During the Nixon administration, the President started a little fight called “the war on drugs.” Forty years later, it could be considered the longest active war in American history. It started with propaganda and went downhill from there. Looking back on it all, how do we see it now?
Maybe the problem was we took the president too serious? It is certain that the Carter administration didn’t with its cocaine parties in the white house. The President, who was once joked about as being a poster boy for a laxative, did not choose a popular stance among the youth of the 70s.

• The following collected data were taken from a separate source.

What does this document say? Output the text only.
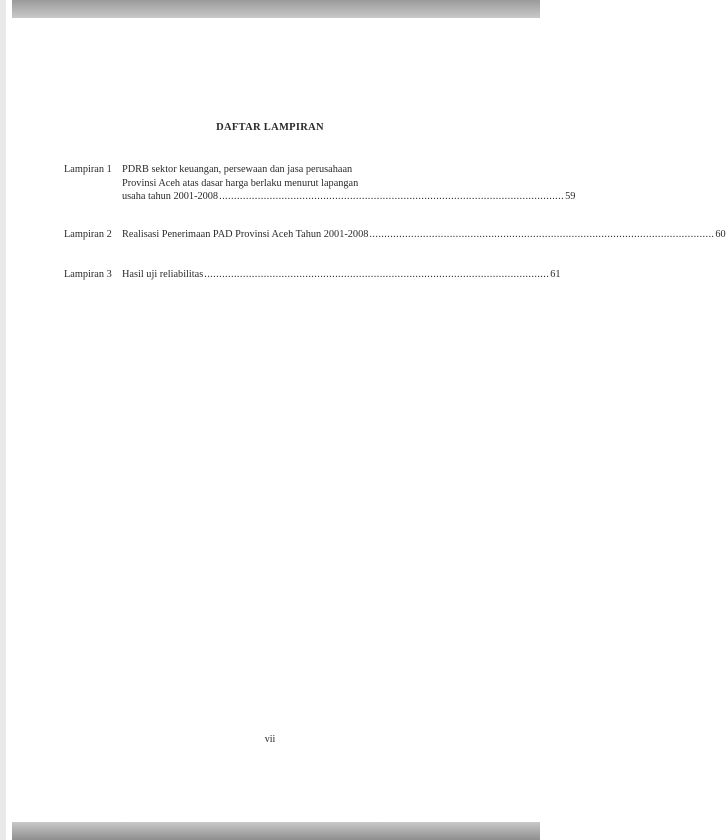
DAFTAR LAMPIRAN
Lampiran 1 PDRB sektor keuangan, persewaan dan jasa perusahaan
Provinsi Aceh atas dasar harga berlaku menurut lapangan
usaha tahun 2001-2008 .................................................................................................................... 59
Lampiran 2 Realisasi Penerimaan PAD Provinsi Aceh Tahun 2001-2008 .................................................................................................................... 60
Lampiran 3 Hasil uji reliabilitas .................................................................................................................... 61
vii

Portugal and Czechoslovakia, along with local states such as Colorado, Washington, Oregon and Alaska have started the trend of making marijuana legal for recreational use. Has the world started going to pot? According to studies on the new legal societies, there has been no significant change in the alarming factors of crime and citizen waste warned about by the war on drugs. In fact, it could be argued that the war on drugs had no effect as well. Except to put more people in jail for as little as one joint in possession.
Since the war on drugs, the prison population has increased to the point that the United States is second in the world in percentage of incarcerated citizens. Worse, it has specifically picked on those who are economically challenged which is almost always a racial or ethnic minority. Keeping people who are already down even further down the list is propagating the unequal imbalance in our society. We can’t have equality if we choose to keep targeting the same part of our society.

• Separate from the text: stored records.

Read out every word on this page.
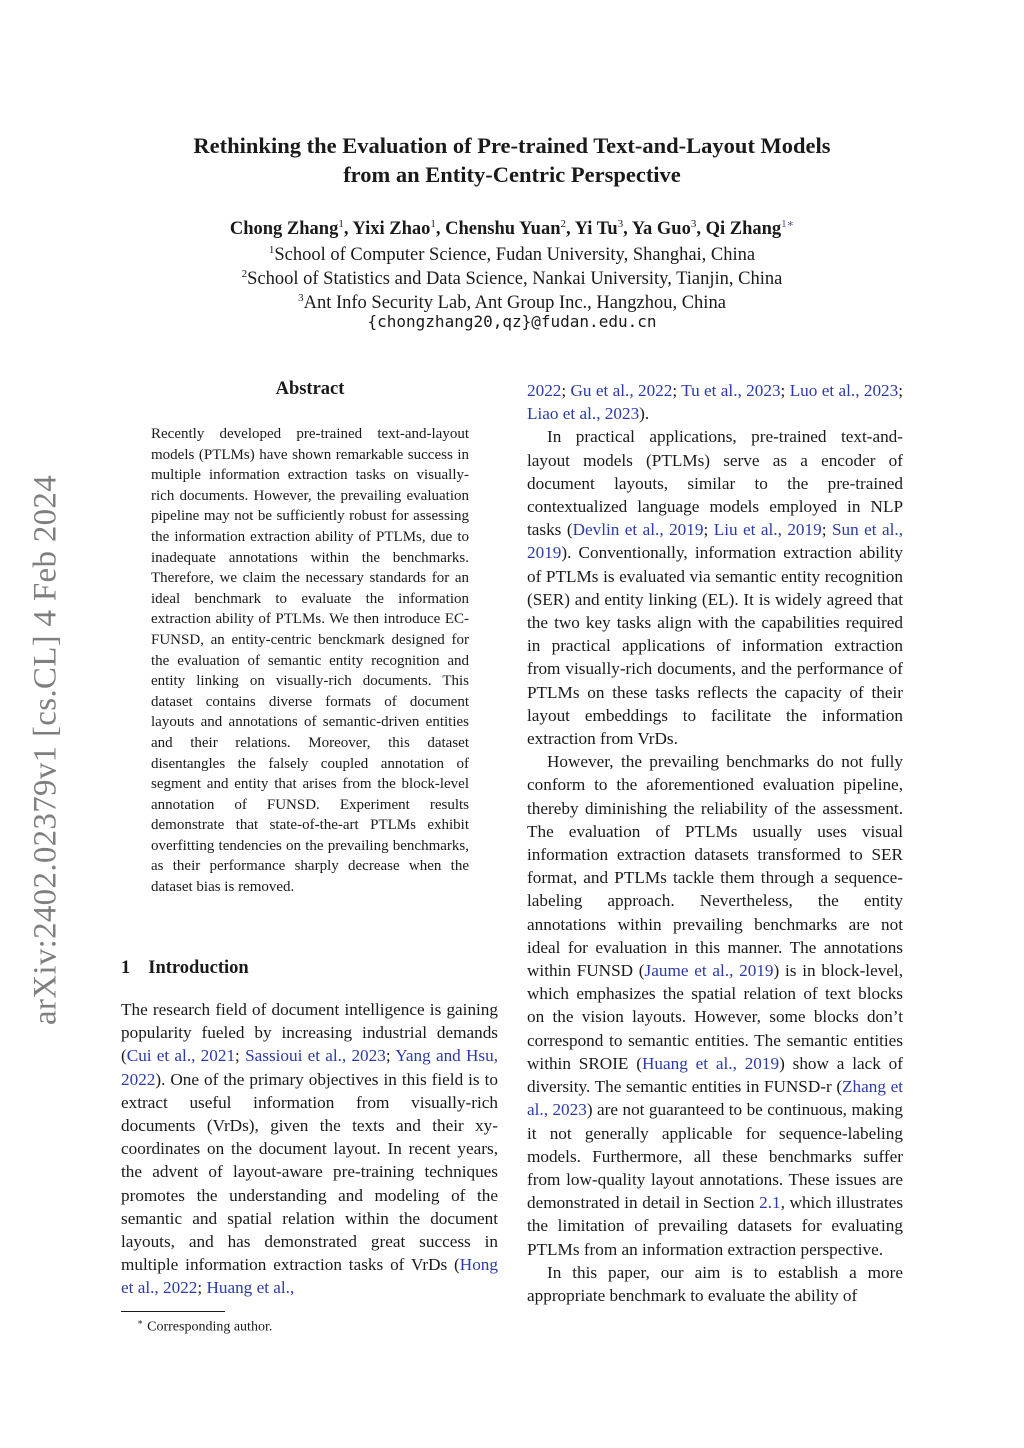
arXiv:2402.02379v1 [cs.CL] 4 Feb 2024
Rethinking the Evaluation of Pre-trained Text-and-Layout Models
from an Entity-Centric Perspective
Chong Zhang$^1$, Yixi Zhao$^1$, Chenshu Yuan$^2$, Yi Tu$^3$, Ya Guo$^3$, Qi Zhang$^{1∗}$
$^1$School of Computer Science, Fudan University, Shanghai, China
$^2$School of Statistics and Data Science, Nankai University, Tianjin, China
$^3$Ant Info Security Lab, Ant Group Inc., Hangzhou, China
{chongzhang20,qz}@fudan.edu.cn
Abstract
Recently developed pre-trained text-and-layout models (PTLMs) have shown remarkable success in multiple information extraction tasks on visually-rich documents. However, the prevailing evaluation pipeline may not be sufficiently robust for assessing the information extraction ability of PTLMs, due to inadequate annotations within the benchmarks. Therefore, we claim the necessary standards for an ideal benchmark to evaluate the information extraction ability of PTLMs. We then introduce EC-FUNSD, an entity-centric benckmark designed for the evaluation of semantic entity recognition and entity linking on visually-rich documents. This dataset contains diverse formats of document layouts and annotations of semantic-driven entities and their relations. Moreover, this dataset disentangles the falsely coupled annotation of segment and entity that arises from the block-level annotation of FUNSD. Experiment results demonstrate that state-of-the-art PTLMs exhibit overfitting tendencies on the prevailing benchmarks, as their performance sharply decrease when the dataset bias is removed.
1 Introduction

The research field of document intelligence is gaining popularity fueled by increasing industrial demands (Cui et al., 2021; Sassioui et al., 2023; Yang and Hsu, 2022). One of the primary objectives in this field is to extract useful information from visually-rich documents (VrDs), given the texts and their xy-coordinates on the document layout. In recent years, the advent of layout-aware pre-training techniques promotes the understanding and modeling of the semantic and spatial relation within the document layouts, and has demonstrated great success in multiple information extraction tasks of VrDs (Hong et al., 2022; Huang et al.,

2022; Gu et al., 2022; Tu et al., 2023; Luo et al., 2023; Liao et al., 2023).

In practical applications, pre-trained text-and-layout models (PTLMs) serve as a encoder of document layouts, similar to the pre-trained contextualized language models employed in NLP tasks (Devlin et al., 2019; Liu et al., 2019; Sun et al., 2019). Conventionally, information extraction ability of PTLMs is evaluated via semantic entity recognition (SER) and entity linking (EL). It is widely agreed that the two key tasks align with the capabilities required in practical applications of information extraction from visually-rich documents, and the performance of PTLMs on these tasks reflects the capacity of their layout embeddings to facilitate the information extraction from VrDs.

However, the prevailing benchmarks do not fully conform to the aforementioned evaluation pipeline, thereby diminishing the reliability of the assessment. The evaluation of PTLMs usually uses visual information extraction datasets transformed to SER format, and PTLMs tackle them through a sequence-labeling approach. Nevertheless, the entity annotations within prevailing benchmarks are not ideal for evaluation in this manner. The annotations within FUNSD (Jaume et al., 2019) is in block-level, which emphasizes the spatial relation of text blocks on the vision layouts. However, some blocks don’t correspond to semantic entities. The semantic entities within SROIE (Huang et al., 2019) show a lack of diversity. The semantic entities in FUNSD-r (Zhang et al., 2023) are not guaranteed to be continuous, making it not generally applicable for sequence-labeling models. Furthermore, all these benchmarks suffer from low-quality layout annotations. These issues are demonstrated in detail in Section 2.1, which illustrates the limitation of prevailing datasets for evaluating PTLMs from an information extraction perspective.

In this paper, our aim is to establish a more appropriate benchmark to evaluate the ability of

∗ Corresponding author.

Does anyone remember prohibition from 1919 to 1931? Ok, that might be a reach but we have heard about it right? Organized crime grew during prohibition like germs on a piece of rotting meat. The nation drank itself even more silly than it really is. Telling someone not to do something rarely works. Just ask any parent. A good way to put more people in prison is to make something you can’t control illegal. Just ask Stalin.

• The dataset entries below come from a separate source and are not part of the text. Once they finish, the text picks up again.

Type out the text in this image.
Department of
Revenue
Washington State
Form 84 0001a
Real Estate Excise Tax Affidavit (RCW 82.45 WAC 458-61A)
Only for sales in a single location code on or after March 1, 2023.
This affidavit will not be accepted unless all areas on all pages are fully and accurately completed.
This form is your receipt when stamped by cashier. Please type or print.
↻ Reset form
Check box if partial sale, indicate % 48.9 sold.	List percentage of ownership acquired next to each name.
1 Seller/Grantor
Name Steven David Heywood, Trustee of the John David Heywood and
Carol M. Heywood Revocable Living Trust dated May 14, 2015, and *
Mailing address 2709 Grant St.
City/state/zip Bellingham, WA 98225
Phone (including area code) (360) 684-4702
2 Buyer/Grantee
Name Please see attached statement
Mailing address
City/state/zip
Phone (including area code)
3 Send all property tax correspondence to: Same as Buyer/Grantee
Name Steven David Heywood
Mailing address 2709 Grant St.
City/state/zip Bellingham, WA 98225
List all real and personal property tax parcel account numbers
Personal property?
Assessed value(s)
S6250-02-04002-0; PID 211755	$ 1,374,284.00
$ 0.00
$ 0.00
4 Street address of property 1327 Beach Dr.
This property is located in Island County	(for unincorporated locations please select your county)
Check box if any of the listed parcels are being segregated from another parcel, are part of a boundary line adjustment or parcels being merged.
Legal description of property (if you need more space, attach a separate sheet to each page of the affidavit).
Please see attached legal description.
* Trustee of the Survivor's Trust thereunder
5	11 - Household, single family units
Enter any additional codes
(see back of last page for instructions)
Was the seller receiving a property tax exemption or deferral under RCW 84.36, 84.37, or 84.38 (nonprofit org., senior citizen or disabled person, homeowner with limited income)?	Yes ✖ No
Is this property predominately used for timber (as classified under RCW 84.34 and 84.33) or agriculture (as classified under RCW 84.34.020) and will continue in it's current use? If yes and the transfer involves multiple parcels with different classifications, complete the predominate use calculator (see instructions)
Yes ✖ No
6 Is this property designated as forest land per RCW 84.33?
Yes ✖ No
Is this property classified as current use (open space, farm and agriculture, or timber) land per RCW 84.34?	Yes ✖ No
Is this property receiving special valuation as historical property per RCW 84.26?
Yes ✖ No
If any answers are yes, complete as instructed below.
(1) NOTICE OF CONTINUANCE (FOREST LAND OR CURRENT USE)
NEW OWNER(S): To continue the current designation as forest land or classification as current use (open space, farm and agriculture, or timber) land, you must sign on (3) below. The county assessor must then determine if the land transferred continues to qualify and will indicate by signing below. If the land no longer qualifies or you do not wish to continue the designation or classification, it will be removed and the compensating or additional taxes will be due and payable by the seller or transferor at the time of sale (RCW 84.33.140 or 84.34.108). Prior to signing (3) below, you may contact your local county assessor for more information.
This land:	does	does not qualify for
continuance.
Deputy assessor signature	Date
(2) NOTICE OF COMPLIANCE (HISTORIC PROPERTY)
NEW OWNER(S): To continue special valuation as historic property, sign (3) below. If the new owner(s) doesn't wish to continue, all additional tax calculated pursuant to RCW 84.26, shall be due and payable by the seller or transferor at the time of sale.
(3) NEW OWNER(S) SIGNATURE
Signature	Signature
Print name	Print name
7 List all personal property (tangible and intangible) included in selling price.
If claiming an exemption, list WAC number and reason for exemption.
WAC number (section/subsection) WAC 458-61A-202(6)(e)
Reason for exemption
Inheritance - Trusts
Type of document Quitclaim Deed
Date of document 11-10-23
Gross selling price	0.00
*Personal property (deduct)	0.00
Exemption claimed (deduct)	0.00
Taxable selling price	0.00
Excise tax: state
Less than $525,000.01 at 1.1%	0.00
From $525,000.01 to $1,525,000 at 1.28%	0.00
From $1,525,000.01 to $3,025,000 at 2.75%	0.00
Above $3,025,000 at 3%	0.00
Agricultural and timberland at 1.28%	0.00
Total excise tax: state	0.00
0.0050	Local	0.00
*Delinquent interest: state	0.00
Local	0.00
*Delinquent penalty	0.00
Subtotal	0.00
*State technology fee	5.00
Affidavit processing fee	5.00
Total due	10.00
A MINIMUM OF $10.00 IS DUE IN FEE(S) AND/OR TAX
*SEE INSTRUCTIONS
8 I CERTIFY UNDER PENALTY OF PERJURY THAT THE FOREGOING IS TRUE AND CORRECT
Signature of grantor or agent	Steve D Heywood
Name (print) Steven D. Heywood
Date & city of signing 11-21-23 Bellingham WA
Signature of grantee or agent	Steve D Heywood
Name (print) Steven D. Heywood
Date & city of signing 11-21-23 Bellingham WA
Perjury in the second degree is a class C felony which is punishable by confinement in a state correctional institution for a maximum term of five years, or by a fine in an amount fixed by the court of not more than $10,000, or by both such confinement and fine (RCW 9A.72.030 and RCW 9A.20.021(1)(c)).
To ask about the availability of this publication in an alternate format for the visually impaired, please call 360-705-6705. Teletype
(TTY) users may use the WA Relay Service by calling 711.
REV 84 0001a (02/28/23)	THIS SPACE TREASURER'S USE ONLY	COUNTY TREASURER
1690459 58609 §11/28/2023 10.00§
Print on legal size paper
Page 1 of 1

Any war will have its cost. Lives will be lost or ruined. Trillions of dollars in defense spending. All for an effort that has proved futile? Today, 45 years after Nixon started it all in 1971, the drug problem has gotten worse. More people use drugs than ever before. Prisons have never contained so much wasted life behind bars. But what has done more damage? Drugs or the war on drugs? Looking back, it is a sobering question for us all. To think drugs are a modern problem is to kid ourselves. Drugs have come from a part of our religious heritage in prehistoric times to a recreational sideline. What has changed is the way we look at drugs. As always, the problems lie not with the drugs but with our perception of drug use and the way we choose to handle an unwinnable war.